今年の3月に映画「嵐が丘」を見るために川崎駅東口の「チネチッタ」に行ったら、混沌とした川崎駅東口の街中に、イタリア中世の城壁の街を再現した商業施設の「ラチッタデッラ」が唐突に現れた。
川崎駅西口直結の巨大商業施設の「ラゾーナ」とは違い、入っているレストランや店舗もそれほど多くはない。
もっともメインは、日本発のシネマコンプレックスの12スクリーンを擁する「チネチッタ」だからそもそも目的も成り立ちも違う。
「チネチッタ」は、元をたどれば、美須鐄・みすこう・1887(明治20)年~1972(昭和47)、という人が、1922年に、日暮里駅前に映画館「第一金美館(だいいちきんびかん)」を開業し、その後「金美館チェーン」という映画館チェーンに発展させたのがはじまり、だという。

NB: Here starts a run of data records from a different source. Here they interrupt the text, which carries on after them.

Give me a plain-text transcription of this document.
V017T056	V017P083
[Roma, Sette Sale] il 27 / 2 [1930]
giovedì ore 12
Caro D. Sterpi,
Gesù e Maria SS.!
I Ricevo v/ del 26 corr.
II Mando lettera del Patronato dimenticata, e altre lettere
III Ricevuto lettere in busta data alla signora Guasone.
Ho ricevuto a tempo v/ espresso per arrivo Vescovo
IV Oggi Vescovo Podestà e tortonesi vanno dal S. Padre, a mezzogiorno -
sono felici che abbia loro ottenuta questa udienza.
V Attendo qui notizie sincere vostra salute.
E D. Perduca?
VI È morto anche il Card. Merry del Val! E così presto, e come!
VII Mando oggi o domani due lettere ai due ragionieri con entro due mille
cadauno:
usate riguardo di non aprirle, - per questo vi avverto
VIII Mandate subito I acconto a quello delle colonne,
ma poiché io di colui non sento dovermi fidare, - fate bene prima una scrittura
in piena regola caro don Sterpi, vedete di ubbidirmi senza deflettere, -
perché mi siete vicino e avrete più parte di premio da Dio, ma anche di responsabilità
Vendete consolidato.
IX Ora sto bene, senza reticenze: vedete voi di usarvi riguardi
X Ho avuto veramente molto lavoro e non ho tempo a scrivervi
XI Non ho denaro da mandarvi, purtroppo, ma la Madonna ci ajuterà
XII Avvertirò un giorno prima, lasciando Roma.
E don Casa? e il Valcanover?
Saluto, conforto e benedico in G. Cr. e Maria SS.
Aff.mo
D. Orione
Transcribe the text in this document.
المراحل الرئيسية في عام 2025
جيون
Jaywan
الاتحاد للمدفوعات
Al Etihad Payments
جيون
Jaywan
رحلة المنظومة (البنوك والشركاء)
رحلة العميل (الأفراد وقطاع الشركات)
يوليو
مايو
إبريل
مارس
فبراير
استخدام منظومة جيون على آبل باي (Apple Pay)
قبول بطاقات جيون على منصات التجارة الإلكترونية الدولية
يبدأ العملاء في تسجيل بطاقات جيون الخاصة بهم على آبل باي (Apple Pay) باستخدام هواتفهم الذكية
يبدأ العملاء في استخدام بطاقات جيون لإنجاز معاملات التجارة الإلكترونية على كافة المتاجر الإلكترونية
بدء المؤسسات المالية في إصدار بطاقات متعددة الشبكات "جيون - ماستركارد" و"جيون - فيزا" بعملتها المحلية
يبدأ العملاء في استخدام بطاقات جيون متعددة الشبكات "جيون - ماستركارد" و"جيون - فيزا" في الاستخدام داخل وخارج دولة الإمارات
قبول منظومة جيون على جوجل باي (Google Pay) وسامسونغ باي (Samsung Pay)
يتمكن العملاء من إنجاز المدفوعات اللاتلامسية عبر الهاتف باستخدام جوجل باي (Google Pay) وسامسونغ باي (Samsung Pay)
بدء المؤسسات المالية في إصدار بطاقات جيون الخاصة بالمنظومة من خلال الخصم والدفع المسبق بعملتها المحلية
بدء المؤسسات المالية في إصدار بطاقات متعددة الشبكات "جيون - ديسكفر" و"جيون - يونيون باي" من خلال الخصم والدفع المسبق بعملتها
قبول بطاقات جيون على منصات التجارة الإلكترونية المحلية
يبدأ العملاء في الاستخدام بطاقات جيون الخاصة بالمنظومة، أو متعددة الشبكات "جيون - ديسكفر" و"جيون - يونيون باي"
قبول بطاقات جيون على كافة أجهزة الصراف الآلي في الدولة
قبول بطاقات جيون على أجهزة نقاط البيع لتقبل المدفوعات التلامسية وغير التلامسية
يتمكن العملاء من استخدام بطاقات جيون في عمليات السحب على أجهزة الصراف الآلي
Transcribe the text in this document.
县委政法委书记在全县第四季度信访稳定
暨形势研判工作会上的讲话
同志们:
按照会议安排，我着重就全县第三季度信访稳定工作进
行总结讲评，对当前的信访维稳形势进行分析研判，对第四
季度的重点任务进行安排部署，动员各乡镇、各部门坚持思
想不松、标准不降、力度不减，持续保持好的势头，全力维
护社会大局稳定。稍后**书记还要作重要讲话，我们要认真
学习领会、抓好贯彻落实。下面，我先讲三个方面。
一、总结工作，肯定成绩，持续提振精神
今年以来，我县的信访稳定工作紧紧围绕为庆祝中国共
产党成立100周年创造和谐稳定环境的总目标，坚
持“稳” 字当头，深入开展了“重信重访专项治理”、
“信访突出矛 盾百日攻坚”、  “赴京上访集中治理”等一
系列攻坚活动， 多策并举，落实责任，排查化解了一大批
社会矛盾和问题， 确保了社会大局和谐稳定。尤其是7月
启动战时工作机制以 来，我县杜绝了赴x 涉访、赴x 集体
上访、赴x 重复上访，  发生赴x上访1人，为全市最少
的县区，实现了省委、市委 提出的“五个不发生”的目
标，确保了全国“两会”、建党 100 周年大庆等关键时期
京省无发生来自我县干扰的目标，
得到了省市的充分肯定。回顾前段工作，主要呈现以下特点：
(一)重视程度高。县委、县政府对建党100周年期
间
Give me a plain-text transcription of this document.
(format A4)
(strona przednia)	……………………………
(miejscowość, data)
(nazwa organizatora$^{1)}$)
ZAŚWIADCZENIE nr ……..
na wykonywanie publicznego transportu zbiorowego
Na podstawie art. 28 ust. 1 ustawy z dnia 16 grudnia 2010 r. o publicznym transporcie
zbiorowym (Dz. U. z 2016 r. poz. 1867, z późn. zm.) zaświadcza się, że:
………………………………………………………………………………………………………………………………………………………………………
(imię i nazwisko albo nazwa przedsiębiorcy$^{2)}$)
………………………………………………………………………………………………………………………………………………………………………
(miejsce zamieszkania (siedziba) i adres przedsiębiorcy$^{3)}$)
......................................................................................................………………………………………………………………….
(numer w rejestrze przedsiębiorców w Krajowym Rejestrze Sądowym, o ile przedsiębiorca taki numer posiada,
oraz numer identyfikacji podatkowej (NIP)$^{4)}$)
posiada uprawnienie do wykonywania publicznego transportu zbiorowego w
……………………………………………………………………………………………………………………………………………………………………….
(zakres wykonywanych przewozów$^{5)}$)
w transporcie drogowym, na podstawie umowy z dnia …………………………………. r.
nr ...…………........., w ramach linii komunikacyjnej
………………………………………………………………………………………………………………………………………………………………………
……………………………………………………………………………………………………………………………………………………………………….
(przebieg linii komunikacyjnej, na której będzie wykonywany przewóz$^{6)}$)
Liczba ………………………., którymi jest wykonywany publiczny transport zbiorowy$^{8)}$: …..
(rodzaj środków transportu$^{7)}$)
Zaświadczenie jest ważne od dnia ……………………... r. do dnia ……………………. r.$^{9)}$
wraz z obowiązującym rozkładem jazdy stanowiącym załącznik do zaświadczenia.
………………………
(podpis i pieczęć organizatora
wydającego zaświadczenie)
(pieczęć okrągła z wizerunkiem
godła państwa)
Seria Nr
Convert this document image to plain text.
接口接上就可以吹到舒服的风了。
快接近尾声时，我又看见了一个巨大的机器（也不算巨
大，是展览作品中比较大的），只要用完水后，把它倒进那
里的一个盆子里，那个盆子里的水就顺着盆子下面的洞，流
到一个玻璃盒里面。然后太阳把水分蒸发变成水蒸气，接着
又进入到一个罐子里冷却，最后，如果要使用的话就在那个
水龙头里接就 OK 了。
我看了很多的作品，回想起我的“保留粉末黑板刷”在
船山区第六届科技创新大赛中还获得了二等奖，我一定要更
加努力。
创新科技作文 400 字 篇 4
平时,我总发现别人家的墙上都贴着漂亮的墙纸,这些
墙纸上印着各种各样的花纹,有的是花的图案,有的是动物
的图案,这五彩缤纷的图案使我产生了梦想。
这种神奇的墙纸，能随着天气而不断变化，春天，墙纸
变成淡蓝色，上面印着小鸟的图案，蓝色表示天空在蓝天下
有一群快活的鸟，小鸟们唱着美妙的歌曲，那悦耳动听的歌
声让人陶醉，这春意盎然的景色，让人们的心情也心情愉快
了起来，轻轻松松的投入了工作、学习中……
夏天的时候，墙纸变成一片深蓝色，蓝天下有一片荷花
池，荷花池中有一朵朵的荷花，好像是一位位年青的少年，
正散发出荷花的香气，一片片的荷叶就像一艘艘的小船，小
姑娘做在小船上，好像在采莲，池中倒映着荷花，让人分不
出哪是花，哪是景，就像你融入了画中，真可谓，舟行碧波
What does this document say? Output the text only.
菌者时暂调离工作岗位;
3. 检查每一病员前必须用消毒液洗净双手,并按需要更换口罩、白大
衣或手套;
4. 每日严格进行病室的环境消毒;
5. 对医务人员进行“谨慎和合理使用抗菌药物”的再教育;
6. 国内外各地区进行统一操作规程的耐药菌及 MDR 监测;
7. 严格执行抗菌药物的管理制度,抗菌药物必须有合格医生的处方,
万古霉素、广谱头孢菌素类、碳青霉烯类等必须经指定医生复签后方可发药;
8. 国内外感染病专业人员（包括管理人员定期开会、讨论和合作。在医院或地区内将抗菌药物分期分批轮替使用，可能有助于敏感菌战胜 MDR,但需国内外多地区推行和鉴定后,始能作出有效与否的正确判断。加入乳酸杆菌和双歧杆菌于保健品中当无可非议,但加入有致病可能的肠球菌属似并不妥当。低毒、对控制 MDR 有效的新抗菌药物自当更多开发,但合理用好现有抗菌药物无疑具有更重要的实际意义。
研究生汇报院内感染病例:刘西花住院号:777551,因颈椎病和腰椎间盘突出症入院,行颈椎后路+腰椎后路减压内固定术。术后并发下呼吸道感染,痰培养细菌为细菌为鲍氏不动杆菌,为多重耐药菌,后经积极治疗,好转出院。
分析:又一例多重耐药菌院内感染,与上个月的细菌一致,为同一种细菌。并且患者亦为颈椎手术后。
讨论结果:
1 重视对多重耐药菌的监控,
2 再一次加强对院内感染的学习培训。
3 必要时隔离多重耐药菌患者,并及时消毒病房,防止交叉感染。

その後、1937年、川崎駅東口に「川崎銀星座(かわさきぎんせいざ)」をオープン。これが川崎映画街の第一歩だった。京浜工業地帯の一角をなす川崎の工場労働者のために映画館を作ったのだ。
川崎の街とラチッタデッラの異世界感が不思議な調和を成していて、そこらの商業施設とは違う空間を作り出しているのが気になる。